Dans le film, ils sont légion : c’est par exemple, le bureau de l’agent littéraire, perché dans le vieux Paris visible à travers la fenêtre, avec sa soupente, ses piles de livres, et presque jusqu’aux grains de poussière sur les couvertures, le tout pour caractériser un pittoresque milieu germanopratin.
C’est aussi ce local de banlieue dans lequel Karim se réfugie, où il avait fondé son média et où il travaillait : murs couverts d’affiches de Libération et autres « journaux-de-gauche », avec en couverture Assa Traoré, ou des titres récents sur les émeutes en banlieue.
C’est enfin l’appartement de sa mère, avec son drapeau algérien, sorte de resucée de ce que le cinéma français a déjà filmé maintes fois : comme si le film ne représentait pas à cet endroit, une réalité, mais ce qui est déjà une représentation.
Dans la fiction réaliste puis ensuite naturaliste, l’effet de réel est subtil, on doit le percevoir dans le style comme une forme, non pas comme un outil. Dans Arthur Rambo, on ne voit que sa fonctionnalité, qui menace en croyant faire vrai la vraisemblance psychologique et sociologique des personnages et des milieux
Le film lui-même est cette gauche intellectuelle habile à se trouver des mascottes dans le « peuple », à les mâcher et les recracher.
Pourtant le film semble questionner ses propres mécanismes de représentation. Il est borné par deux importantes scènes de mises en abyme : la première, qui ouvre le film, dans laquelle Karim, en pleine gloire, est devant une caméra de télévision, elle-même devant la caméra du réalisateur. Puis, tout à la fin, le récit reproduit le mécanisme en montrant le héros donnant une interview dans laquelle il tente de justifier, piteux et confus, ses déclarations sur Twitter.
Ce sont probablement les meilleurs passages du film, où paradoxalement, dans la mise à distance, on peut envisager une épaisseur de ce personnage créé par les médias et rejeté par eux. On y entrevoit enfin la passion pour ce cas politique.
Le reste du temps, le film évite presque tout à fait les questions qui fâchent vraiment : quelle fonction ces tweets haineux avaient pour le personnage, « cette merde qu’il a dans la tête », comme le dit un de ses interlocuteurs ? Qu’est-ce qui fait que la colère peut prendre la forme d’un défoulement sur le dos des femmes, des homosexuels, des Juifs ?
Devant cette question qui est sans doute la plus intéressante, la plus difficile aussi à penser et à représenter, le film de Laurent Cantet agit en grande lâcheté, comme la plupart des journalistes et des intellectuels pris dans le marasme « Mehdi Meklat » en 2017.

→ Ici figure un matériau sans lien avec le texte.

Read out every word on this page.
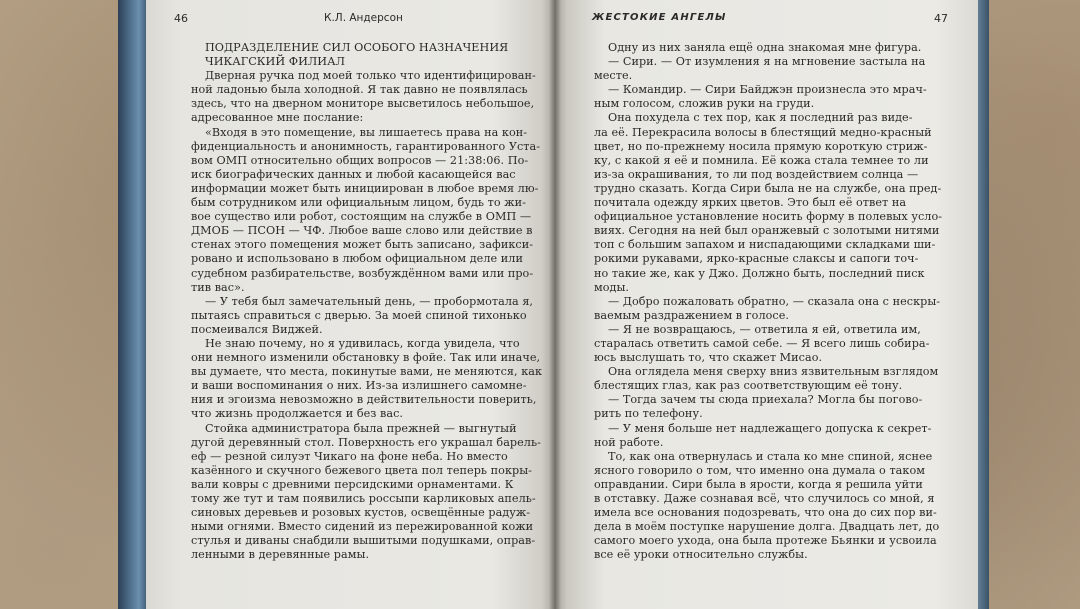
46	К.Л. Андерсон
ПОДРАЗДЕЛЕНИЕ СИЛ ОСОБОГО НАЗНАЧЕНИЯ
ЧИКАГСКИЙ ФИЛИАЛ
Дверная ручка под моей только что идентифицирован-
ной ладонью была холодной. Я так давно не появлялась
здесь, что на дверном мониторе высветилось небольшое,
адресованное мне послание:
«Входя в это помещение, вы лишаетесь права на кон-
фиденциальность и анонимность, гарантированного Уста-
вом ОМП относительно общих вопросов — 21:38:06. По-
иск биографических данных и любой касающейся вас
информации может быть инициирован в любое время лю-
бым сотрудником или официальным лицом, будь то жи-
вое существо или робот, состоящим на службе в ОМП —
ДМОБ — ПСОН — ЧФ. Любое ваше слово или действие в
стенах этого помещения может быть записано, зафикси-
ровано и использовано в любом официальном деле или
судебном разбирательстве, возбуждённом вами или про-
тив вас».
— У тебя был замечательный день, — пробормотала я,
пытаясь справиться с дверью. За моей спиной тихонько
посмеивался Виджей.
Не знаю почему, но я удивилась, когда увидела, что
они немного изменили обстановку в фойе. Так или иначе,
вы думаете, что места, покинутые вами, не меняются, как
и ваши воспоминания о них. Из-за излишнего самомне-
ния и эгоизма невозможно в действительности поверить,
что жизнь продолжается и без вас.
Стойка администратора была прежней — выгнутый
дугой деревянный стол. Поверхность его украшал барель-
еф — резной силуэт Чикаго на фоне неба. Но вместо
казённого и скучного бежевого цвета пол теперь покры-
вали ковры с древними персидскими орнаментами. К
тому же тут и там появились россыпи карликовых апель-
синовых деревьев и розовых кустов, освещённые радуж-
ными огнями. Вместо сидений из пережированной кожи
стулья и диваны снабдили вышитыми подушками, оправ-
ленными в деревянные рамы.
ЖЕСТОКИЕ АНГЕЛЫ	47
Одну из них заняла ещё одна знакомая мне фигура.
— Сири. — От изумления я на мгновение застыла на
месте.
— Командир. — Сири Байджэн произнесла это мрач-
ным голосом, сложив руки на груди.
Она похудела с тех пор, как я последний раз виде-
ла её. Перекрасила волосы в блестящий медно-красный
цвет, но по-прежнему носила прямую короткую стриж-
ку, с какой я её и помнила. Её кожа стала темнее то ли
из-за окрашивания, то ли под воздействием солнца —
трудно сказать. Когда Сири была не на службе, она пред-
почитала одежду ярких цветов. Это был её ответ на
официальное установление носить форму в полевых усло-
виях. Сегодня на ней был оранжевый с золотыми нитями
топ с большим запахом и ниспадающими складками ши-
рокими рукавами, ярко-красные слаксы и сапоги точ-
но такие же, как у Джо. Должно быть, последний писк
моды.
— Добро пожаловать обратно, — сказала она с нескры-
ваемым раздражением в голосе.
— Я не возвращаюсь, — ответила я ей, ответила им,
старалась ответить самой себе. — Я всего лишь собира-
юсь выслушать то, что скажет Мисао.
Она оглядела меня сверху вниз язвительным взглядом
блестящих глаз, как раз соответствующим её тону.
— Тогда зачем ты сюда приехала? Могла бы погово-
рить по телефону.
— У меня больше нет надлежащего допуска к секрет-
ной работе.
То, как она отвернулась и стала ко мне спиной, яснее
ясного говорило о том, что именно она думала о таком
оправдании. Сири была в ярости, когда я решила уйти
в отставку. Даже сознавая всё, что случилось со мной, я
имела все основания подозревать, что она до сих пор ви-
дела в моём поступке нарушение долга. Двадцать лет, до
самого моего ухода, она была протеже Бьянки и усвоила
все её уроки относительно службы.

En fait, le film prend un parti très contestable et un peu pervers : il inflige au personnage le même traitement que les institutions qui l’ont lâché en l’écrasant, en niant la contradiction en lui et en le sous-représentant dans sa complexité. Le film lui-même est une institution bourgeoise de gauche, il est cette gauche intellectuelle opportuniste et complexée, habile à se trouver des mascottes dans le « peuple », à les mâcher et les recracher. « Gauche bien-pensante, voyez votre création » dit un tweet cité par le film.
De ce point de vue l’inscription, au bout du générique, selon laquelle les propos d’Arthur Rambo tels que représentés par le film, « ne reflètent l’opinion d’aucun membre de l’équipe », est dévastatrice : le film se désolidarise lui-même de ses propres représentations, prend les spectateurs pour des imbéciles, et décrédibilise son sujet.
Finalement comme Xavier Giannoli avait accessoirisé à outrance la fiction balzacienne dans Illusions perdues, Laurent Cantet noie le poisson politique dans le folklore du film d’époque : la nôtre, figée et fétichisée comme dans un film en costumes.
Arthur Rambo de Laurent Cantet, en salle le 2 février 2022.